I need to find someone for whom I have respect both inside and outside the world of D/s. If you're not someone worthy of respect, your submission is meaningless. I require a whole person and not someone who defines themselves based on another. I keep D/s in the bedroom. Outside of their, I expect you to have opinions and thoughts apart from mine. I need you to be able to express yourself and be a companion and partner to me. I want an equal, someone who submits because it is what she wants and not because she feels it's her place.
I know this is long-winded, but it is important to me. I've had too many relationships where communication has been an issue and I won't make that mistake again. We will talk long and often before meeting and more so before entering into any sort of D/s.
I hope to make some friends along the way to finding my sub and partner. I welcome anyone who wants to talk. I look forward to sharing what I know with you and learning from your experiences. Many submissive expect a Dom to be a font of wisdom and infallible. I am neither of those things. I know things that I am willing to share and I will try hard to be the man my eventual sub needs. I make no promises I can not keep. And the only one I offer in advance is that I am going to be honest with you, maybe painfully so. The only thing I expect from you in advance is that same courtesy.
I am not the elaborate, pretentious Dom. I enjoy simple ropes and toys. I will not be constructing complex contraptions for BDSM purposes. Ropes and cuffs should be sufficient as they have been doing the job for millennia and no one has invented anything more efficient. I am not into mind games. If I tell you something, it will be the truth. I don't expect you to believe that right away, but I will earn that trust should the time come.
I enjoy administering rope bondage, spankings, the use of toys, blindfolds, gags, and cuffs. The simple things are usually the best. I am very tactile oriented. I like to touch and use my hand and will spend a great amount of time using them, within and outside BDSM. I am affectionate and appreciate having that affection returned. When I have found my certain someone, BDSM will not be front and center in our day to day lives, but it will be constantly in the background.
I was introduced to the concept of BDSM in my mid-teens and have been fascinated by the concept of power exchange ever since. I enjoy learning of how it affects a submissive and attempting to understand what it brings to the experience and their lives. I find it hard to express what it means to me except to say that the level of trust involved is absolutely intoxicating to a Dom. To have someone who trusts you enough to put herself, not only under your control, but completely at your mercy is a powerful experience and a gift who's value is incalculable. To be the recipient of such a thing is beyond an honor, it is a responsibility. To abuse such a trust or to use it for a quick thrill is abhorrent to me. I will strive to be worthy of that privilege and will make sure that you receive what you need in return for that gift.

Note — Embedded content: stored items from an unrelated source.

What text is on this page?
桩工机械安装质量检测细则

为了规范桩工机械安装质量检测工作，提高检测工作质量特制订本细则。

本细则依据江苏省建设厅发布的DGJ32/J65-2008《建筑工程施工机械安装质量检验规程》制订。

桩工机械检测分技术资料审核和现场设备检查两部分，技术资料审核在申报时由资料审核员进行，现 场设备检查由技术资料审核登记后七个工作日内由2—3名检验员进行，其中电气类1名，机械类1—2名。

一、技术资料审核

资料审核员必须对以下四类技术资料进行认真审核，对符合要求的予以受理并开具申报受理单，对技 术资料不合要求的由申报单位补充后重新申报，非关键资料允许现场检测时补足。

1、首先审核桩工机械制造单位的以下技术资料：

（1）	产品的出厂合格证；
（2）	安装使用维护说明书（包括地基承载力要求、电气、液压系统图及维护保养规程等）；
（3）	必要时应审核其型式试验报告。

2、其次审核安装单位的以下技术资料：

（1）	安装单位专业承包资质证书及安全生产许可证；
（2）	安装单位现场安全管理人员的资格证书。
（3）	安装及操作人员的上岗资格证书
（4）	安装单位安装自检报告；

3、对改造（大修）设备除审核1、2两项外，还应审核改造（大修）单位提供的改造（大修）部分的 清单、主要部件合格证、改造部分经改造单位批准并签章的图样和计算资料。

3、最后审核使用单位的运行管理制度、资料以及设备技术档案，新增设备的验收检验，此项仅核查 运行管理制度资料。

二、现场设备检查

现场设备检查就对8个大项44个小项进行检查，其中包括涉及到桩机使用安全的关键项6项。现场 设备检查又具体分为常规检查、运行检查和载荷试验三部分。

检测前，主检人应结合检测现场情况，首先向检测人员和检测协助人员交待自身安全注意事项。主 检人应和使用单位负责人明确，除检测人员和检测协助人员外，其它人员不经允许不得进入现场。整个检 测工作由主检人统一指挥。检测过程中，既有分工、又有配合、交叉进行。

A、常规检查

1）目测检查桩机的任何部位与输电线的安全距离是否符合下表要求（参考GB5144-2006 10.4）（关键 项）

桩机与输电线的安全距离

I understand that some submissive desire degradation and objectification. If that is what you need, I will provide it. But, you must keep in mind that if I do, it is because it is what you need and not what I feel you deserve. This sort of relationship is very special and I an intolerant of those that would abuse it. A sub's gift is precious. It is a part of herself that is quite vulnerable and important. It should be treated as such.
All the usual, nothing illegal, nothing permanent, no going beyond your boundaries. I'm not interested much in role-play. I am interested in you. I feel that the person you are, submitting yourself to me is gift enough. If you don't feel that you're worthy of a Dom's attention based on who you are, then you're more than likely mistaken.

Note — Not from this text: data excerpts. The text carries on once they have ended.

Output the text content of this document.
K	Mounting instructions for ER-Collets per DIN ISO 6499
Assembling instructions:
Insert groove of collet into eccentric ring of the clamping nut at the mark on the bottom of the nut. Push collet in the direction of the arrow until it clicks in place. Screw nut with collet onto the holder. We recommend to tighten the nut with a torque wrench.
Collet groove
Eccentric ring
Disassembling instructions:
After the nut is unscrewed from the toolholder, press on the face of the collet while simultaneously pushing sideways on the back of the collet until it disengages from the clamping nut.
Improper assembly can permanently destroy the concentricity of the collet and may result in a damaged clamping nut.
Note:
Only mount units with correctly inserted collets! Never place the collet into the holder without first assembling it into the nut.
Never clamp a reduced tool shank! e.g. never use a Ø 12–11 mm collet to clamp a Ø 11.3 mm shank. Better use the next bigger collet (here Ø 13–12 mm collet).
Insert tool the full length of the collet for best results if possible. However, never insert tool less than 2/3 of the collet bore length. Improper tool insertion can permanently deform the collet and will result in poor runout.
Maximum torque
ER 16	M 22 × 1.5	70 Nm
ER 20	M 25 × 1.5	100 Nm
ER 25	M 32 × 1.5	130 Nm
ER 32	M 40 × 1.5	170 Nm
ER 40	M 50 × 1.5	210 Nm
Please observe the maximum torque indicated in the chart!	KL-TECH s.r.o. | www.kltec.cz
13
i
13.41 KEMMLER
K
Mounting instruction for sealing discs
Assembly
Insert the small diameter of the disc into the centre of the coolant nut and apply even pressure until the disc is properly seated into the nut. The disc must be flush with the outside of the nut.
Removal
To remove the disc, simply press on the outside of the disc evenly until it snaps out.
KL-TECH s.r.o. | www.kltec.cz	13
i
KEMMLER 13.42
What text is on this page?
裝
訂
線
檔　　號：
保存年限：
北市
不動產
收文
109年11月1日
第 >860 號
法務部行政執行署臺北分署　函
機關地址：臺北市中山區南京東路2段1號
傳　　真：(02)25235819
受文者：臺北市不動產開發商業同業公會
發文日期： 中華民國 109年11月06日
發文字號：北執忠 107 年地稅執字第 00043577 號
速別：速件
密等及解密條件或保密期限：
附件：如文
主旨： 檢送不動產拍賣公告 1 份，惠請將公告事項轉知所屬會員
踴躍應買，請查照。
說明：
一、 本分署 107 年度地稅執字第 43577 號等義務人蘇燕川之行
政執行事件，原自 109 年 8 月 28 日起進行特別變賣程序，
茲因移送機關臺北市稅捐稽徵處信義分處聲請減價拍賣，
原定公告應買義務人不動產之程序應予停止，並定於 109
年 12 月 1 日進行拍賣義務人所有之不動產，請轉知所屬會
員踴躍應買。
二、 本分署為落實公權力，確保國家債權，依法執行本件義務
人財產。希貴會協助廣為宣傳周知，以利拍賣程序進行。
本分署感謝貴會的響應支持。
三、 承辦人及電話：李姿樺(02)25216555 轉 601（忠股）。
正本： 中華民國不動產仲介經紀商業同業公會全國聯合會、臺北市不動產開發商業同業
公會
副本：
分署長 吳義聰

I've been lurking through here for several week, getting a feel for the site and the community. As I am just re-entering the lifestyle, I felt it best to get reacquainted with it before taking the plunge. I hope to hear from many of you, even if (and especially) if our viewpoints are different. I enjoy discussing such matters. It is important to continue learning and to take in everyone's outlook. Locking yourself away and focusing in one particular way of seeing things is a sure path to unhappiness. It is important to give everyone a chance to prove you wrong. If you think it's not possible, please remember that you haven't met everyone. And, those you have, you've yet to learn everything there is to know about them. We are all full of surprises.